Thursday, September 17, 2015

Surat Cinta



Jakarta, 15 Juni

                Gemetar tanganku, berontak hatiku, bimbang perasaanku, maafkan aku yang tak sanggup untuk menyatakan langsung kepadamu. Aku hanya mampu menulis semua yang aku rasa kepadamu. Banyak yang ingin aku sampaikan padamu, namun setelah ku memegang pena ini hilang akalku namun hatiku berontak untuk menulis. Maafkan aku, Senja. Aku mencurahkan isi hati ini, aku kirimkan surat ini tak meminta untuk di balas hanya untuk memberitahumu apa yang ku rasa selama ini.

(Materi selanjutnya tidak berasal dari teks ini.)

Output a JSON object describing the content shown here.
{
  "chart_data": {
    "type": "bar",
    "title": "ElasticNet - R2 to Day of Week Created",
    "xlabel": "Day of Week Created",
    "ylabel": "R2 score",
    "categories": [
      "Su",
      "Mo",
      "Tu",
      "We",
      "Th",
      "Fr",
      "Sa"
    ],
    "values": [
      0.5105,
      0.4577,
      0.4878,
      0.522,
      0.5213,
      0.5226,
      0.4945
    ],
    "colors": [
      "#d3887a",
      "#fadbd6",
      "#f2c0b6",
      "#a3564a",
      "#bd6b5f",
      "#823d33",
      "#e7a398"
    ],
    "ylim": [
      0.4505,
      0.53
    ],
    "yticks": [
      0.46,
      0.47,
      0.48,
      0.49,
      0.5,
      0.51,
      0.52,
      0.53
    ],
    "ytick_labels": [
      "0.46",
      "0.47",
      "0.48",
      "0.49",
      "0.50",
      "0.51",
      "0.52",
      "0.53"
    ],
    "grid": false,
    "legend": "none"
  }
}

                Pertama, saat hari Jumat 29 May. Aku tak sanggup menahan bahagia saat kau memintaku untuk mengajak jalan-jalan menikmati malamnya Jakarta, sampailah kita di Dermaga Utara kota Jakarta. Masih ku ingat tatapanmu dan masih terlintas dipikiranku senyuman khas dari bibirmu yang selalu menatapku bahagia, kau ungkapkan apa yang kau rasa, kau peluk aku manja dan kau rangkul aku dengan rasa yang ada, kau bilang kau bahagia bisa kembali jalan bersamaku, kau tahu apa yang ku rasa saat kau ucapkan itu? Aku pun sama, memiliki rasa bahagia itu. Tujuh jam bersamamu menikmati kemesraan yang tercipta secara alami, membuatku kembali merasakan jatuh cinta yang selama ini hilang. Kau kembali dengan mudah masuk dihatiku, wanita empat tahun lalu yang hilang dalam hidupku, seakan wanita itu kembali datang untuk mengisi  separuh jiwaku yang empat tahun lalu hilang terbawa kenangan yang ada. Kau membuka harapanku, kau menghidupkan lagi gairah cinta yang belum pernah aku rasakan layaknya saat bersamamu dahulu. Masih terasa di tubuh ini, hangat pelukanmu dan nyaman berada didekapmu sambil kau bisikan bahwa kau masih menyayangiku, aku pun sama merasakan itu pula. Tak terasa pagi pun tiba, sebagai lelaki yang dewasa ku antar kau pulang, di sepanjang perjalanan kau terus memelukku erat seakan tak ingin menghabiskan hari ini dengan perpisahan.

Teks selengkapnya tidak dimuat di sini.